We did a lot of investigation of ServerBench performance with
Linux concerning how Linux manages their data and write cache that
had an impact on the ServerBench scores. What it boils down to is
that, at least for ServerBench, because of the way Linux manages
cache, it runs out of data cache before NT 4.0. This causes the
disk subsystem to become a bigger factor earlier in the test.

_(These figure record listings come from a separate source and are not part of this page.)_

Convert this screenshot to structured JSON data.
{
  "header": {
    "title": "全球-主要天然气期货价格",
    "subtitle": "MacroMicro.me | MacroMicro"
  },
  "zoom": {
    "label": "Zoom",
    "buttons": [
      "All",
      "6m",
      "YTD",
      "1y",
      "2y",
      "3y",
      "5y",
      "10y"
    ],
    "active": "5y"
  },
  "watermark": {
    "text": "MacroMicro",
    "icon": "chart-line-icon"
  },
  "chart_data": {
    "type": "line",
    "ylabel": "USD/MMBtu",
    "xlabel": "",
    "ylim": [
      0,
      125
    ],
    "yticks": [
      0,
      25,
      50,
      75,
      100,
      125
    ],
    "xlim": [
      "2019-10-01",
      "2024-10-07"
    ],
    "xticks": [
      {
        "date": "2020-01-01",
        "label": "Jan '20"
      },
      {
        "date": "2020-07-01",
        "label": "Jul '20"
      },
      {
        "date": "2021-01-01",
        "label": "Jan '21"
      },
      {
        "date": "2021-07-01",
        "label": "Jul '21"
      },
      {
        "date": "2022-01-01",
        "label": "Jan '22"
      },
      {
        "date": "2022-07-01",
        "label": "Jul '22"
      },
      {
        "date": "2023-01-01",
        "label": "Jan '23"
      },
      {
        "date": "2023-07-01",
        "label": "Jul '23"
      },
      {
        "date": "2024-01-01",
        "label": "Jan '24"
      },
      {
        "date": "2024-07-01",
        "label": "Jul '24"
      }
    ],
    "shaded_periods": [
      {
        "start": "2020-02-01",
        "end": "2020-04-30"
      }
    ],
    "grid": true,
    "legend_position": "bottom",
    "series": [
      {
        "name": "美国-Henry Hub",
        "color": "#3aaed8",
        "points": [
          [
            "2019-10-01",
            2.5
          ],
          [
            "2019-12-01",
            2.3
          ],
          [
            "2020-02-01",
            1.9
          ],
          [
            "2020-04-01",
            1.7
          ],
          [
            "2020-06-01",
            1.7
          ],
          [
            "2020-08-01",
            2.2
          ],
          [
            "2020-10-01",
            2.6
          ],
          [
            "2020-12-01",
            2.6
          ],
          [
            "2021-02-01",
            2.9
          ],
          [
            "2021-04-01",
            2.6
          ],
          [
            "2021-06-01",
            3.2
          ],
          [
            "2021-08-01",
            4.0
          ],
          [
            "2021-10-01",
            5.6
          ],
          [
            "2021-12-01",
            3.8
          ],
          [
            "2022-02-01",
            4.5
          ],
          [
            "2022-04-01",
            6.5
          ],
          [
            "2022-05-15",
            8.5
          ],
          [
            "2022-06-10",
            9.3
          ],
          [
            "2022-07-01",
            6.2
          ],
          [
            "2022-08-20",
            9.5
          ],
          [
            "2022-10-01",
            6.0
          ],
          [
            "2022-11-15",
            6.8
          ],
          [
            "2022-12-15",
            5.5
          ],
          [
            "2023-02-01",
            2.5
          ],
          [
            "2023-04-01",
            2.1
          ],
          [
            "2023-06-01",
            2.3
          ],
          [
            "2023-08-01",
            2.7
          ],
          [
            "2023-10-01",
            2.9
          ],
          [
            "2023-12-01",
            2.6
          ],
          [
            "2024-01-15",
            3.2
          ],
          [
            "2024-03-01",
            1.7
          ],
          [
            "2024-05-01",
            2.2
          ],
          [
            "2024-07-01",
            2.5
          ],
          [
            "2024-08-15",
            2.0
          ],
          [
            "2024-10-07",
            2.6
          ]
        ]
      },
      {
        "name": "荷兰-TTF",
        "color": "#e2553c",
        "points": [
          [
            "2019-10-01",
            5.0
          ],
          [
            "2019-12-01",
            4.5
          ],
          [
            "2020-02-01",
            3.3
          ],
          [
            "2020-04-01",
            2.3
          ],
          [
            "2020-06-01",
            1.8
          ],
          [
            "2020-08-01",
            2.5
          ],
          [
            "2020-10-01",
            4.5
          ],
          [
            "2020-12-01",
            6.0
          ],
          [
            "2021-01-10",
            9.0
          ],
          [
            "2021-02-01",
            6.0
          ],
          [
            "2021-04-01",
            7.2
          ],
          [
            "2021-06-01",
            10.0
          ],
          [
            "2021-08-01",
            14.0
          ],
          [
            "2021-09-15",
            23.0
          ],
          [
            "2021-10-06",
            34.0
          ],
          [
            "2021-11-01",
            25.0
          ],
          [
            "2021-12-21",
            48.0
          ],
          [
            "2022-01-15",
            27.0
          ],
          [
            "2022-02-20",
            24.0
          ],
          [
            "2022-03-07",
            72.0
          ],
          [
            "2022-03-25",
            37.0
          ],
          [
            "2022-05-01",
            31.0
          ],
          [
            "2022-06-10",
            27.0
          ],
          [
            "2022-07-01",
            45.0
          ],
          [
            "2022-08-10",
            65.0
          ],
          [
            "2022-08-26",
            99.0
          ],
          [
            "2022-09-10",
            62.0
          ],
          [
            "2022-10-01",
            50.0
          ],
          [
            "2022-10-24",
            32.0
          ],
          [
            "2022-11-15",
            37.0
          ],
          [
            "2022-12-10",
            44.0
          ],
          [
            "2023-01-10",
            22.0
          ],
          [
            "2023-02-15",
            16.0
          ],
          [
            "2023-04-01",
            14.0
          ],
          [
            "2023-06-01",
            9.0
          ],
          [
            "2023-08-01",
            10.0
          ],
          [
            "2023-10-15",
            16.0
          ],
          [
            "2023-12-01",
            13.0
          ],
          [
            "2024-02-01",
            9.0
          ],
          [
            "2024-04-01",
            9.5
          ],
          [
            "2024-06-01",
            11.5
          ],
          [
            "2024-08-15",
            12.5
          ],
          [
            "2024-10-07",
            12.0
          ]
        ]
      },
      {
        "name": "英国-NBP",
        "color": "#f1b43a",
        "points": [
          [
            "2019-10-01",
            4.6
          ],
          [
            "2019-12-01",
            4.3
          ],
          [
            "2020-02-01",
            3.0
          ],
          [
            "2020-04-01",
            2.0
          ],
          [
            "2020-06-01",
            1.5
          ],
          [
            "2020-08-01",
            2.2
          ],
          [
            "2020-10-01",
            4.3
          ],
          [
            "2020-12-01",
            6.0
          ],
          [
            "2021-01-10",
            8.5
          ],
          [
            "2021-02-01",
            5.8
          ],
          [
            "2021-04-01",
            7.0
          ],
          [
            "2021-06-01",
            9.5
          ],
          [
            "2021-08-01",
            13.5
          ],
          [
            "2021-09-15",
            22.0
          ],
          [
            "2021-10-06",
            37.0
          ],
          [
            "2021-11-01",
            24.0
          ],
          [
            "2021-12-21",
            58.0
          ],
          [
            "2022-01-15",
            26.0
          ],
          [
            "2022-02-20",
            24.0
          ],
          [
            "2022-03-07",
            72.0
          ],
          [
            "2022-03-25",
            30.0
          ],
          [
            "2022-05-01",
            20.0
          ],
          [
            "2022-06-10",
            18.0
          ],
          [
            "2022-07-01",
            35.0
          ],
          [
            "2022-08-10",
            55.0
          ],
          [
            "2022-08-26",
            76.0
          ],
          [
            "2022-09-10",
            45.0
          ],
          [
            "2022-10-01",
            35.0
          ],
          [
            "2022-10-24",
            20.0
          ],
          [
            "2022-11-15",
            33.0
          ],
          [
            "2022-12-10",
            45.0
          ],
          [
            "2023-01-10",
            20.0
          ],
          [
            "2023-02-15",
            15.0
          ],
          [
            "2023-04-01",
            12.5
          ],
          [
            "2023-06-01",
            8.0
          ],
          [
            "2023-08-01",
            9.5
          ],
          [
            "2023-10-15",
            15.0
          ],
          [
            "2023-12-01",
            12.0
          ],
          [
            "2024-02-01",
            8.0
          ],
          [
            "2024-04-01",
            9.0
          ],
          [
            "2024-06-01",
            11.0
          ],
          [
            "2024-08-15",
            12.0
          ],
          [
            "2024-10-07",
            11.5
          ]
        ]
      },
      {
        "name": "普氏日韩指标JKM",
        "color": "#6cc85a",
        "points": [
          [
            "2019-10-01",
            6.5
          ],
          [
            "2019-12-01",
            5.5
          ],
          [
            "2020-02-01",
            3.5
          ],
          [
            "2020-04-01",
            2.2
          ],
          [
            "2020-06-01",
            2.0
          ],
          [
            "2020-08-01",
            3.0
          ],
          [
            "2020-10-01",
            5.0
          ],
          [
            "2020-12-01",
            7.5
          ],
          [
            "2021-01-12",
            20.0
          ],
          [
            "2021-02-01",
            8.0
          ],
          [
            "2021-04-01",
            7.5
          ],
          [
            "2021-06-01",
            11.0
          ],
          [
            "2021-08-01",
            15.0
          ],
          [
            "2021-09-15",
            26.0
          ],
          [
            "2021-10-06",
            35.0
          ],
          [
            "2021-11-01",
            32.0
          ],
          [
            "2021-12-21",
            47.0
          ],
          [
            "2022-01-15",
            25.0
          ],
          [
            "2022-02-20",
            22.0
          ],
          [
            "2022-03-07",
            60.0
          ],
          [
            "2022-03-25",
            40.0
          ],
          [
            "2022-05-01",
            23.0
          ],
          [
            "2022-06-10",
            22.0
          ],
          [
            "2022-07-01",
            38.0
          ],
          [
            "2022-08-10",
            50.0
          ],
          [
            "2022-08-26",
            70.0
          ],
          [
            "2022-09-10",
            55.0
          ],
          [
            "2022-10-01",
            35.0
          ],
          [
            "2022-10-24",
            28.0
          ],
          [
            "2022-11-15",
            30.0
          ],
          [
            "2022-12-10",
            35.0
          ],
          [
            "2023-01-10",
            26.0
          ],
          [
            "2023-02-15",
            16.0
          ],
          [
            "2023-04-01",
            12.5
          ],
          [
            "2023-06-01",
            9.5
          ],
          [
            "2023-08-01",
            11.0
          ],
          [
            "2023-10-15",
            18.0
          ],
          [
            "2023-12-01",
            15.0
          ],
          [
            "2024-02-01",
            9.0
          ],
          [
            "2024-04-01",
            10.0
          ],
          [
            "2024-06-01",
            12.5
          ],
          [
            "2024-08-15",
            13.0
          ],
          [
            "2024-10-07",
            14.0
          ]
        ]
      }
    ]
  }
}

Obviously, when you have to start hitting the disk, the
performance is going to suffer, particularly if you have a poorly
tuned RAID or no RAID at all.
We haven’t really looked at NetBench/Linux in that detail, but
plan to now that we’ve pretty much got the new network benchmarks
out the door. I do remember seeing the results where Linux beat NT
using NetBench. As I recall, the server had a single disk spindle
and only 64MB of RAM. With that amount of RAM, NT is only going to
be able to cache the data for about 2 NetBench clients after taking
what it needs for the OS before having the test grind to because of
the disk bottleneck created by the single slow disk drive. I
believe Linux has a much smaller footprint and could probably cache
the data for a few more NetBench clients. I think this is probably
the main difference in the scores.
After reading the Mindcraft white paper referred to in this
thread, there are a couple of things that I’d keep in mind for
WebBench testing.
1. They concentrated solely on the WebBench static test. To
achieve the best results here, the web server needs to cache the
entire contents of the workload. This is about 6000 files of about
60 MB in size. IIS 4.0/NT can cache this workload automatically
with 256MB of RAM or more. To the best of my knowledge, Apache does
not cache HTTP requests in and of itself. It needs something like
Squid configured to perform caching.
I didn’t see anything in the Mindcraft white paper mentioning
that there was any caching configured for Apache.
2. When ZD runs WebBench tests, we generally run the CGI tests
in addition to the static tests. the CGI tests are much more CPU
intensive than the static tests and can provide a more complete
picture of web server performance by looking at how well it handles
the execution of dynamic applications. Certainly this is something
being required more and more of web servers in the real world.